Aidan Foster-Carter, Korean analyst
"It's good that the North Koreans are offering to talk again"
 
Sunday, 2 September, 2001, 21:30 GMT 22:30 UK
North Korea calls for new talks
 
Seoul is carrying out military exercises
North Korea should reopen talks with South Korea "as soon as possible", a
powerful North Korean committee has said.

The semi-official Committee for Peaceful Unification of the Fatherland
proposed in a radio address "that dialogue between North and South Korea
reopen as soon as possible to open a wider road to reconciliation, unity and
national unification".

The call comes a day before Chinese President Jiang Zemin begins a three-day
visit to North Korea. He is expected to push Pyongyang towards dialogue with
the South. 

The South Korean Government welcomed the proposal. but added that it wanted
to see a formal North Korean offer.

"We hope the offer will lead to the resumption of the deadlocked dialogue.
But we have to wait for a formal North Korean proposal," a unification
ministry official said.


The North has taken a hard line in recent months
The BBC's Caroline Gluck in Seoul says the offer could boost the South
Korean Government, which is under pressure over its "sunshine policy" of
engaging with the North.

The North Korean offer came as a surprise to international observers, after
Pyongyang's hard line against the United States and the South in recent
months. 

In March, during a dispute with the US, the North broke off nine months of
talks with Seoul. 

The North Korean committee's message was addressed to the South Korean
unification minister, who faces a no-confidence vote on Monday.

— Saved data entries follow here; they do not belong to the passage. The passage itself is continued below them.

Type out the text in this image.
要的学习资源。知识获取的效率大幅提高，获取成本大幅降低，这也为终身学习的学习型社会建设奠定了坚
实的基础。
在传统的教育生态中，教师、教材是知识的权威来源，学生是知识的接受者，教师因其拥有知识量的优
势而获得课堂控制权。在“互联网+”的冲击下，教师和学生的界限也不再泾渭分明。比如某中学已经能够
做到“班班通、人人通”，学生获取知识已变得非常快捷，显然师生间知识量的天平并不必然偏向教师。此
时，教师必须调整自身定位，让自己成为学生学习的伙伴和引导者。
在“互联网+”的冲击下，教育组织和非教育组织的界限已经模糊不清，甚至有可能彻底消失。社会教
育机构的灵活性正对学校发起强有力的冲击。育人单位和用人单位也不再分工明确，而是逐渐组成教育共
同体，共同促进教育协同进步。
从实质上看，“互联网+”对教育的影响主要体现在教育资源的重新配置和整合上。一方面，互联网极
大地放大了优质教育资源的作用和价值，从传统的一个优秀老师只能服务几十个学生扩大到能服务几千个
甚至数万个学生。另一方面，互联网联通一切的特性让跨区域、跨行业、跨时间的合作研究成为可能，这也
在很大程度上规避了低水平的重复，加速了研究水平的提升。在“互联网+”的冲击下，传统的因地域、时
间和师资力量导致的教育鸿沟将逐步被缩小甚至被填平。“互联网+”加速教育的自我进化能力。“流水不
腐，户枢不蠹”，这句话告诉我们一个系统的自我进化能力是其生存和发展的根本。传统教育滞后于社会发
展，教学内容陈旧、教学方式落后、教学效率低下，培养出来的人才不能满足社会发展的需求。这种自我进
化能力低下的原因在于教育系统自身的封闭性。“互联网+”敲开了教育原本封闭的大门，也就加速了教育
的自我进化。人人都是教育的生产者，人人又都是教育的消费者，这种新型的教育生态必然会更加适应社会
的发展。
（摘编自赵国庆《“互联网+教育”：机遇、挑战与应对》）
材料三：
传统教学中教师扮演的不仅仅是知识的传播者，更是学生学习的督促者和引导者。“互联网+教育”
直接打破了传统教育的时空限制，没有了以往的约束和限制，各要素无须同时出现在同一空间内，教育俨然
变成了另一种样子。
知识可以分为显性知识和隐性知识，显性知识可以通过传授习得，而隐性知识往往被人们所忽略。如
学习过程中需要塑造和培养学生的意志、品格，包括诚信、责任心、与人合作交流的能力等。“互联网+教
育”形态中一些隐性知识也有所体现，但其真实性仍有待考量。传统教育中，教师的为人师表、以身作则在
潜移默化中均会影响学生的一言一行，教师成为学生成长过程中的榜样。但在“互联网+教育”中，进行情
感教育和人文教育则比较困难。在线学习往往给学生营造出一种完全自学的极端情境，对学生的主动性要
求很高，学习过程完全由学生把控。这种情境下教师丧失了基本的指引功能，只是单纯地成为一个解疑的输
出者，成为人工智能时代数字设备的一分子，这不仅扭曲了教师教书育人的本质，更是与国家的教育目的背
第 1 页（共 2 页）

Unification Minister Lim Won-Dong has been heavily criticised following a
visit of some 300 people from the South to the North two weeks ago which was
seen as a propaganda coup for Pyongyang.

Historic summit 

President Kim Dae-jung of the South and President Kim Jong-il of the North
held a historic inter-Korean summit in June 2000, during which the two
leaders promised to work towards a new era of peace on the peninsula.


Mr Kim's government is under pressure
The summit last year saw a flurry of activities, including meetings between
hundreds of separated families, as well as cultural and economic links.

But exchanges between the two countries came to a standstill early this
year, after the new US administration of George W Bush announced it was
reviewing its stance towards North Korea.

North Korea said that a second summit would not go ahead until Washington
completed its policy review.

It has also said talks would not be resumed if the US set conditions - a
reference to Washington's warning that progress in bilateral relations would
be blocked if the North lifted a moratorium on missile launches.

North and South Korea have technically been at war for more than half a
century, as no peace treaty was signed at the end of their 1950-53 conflict.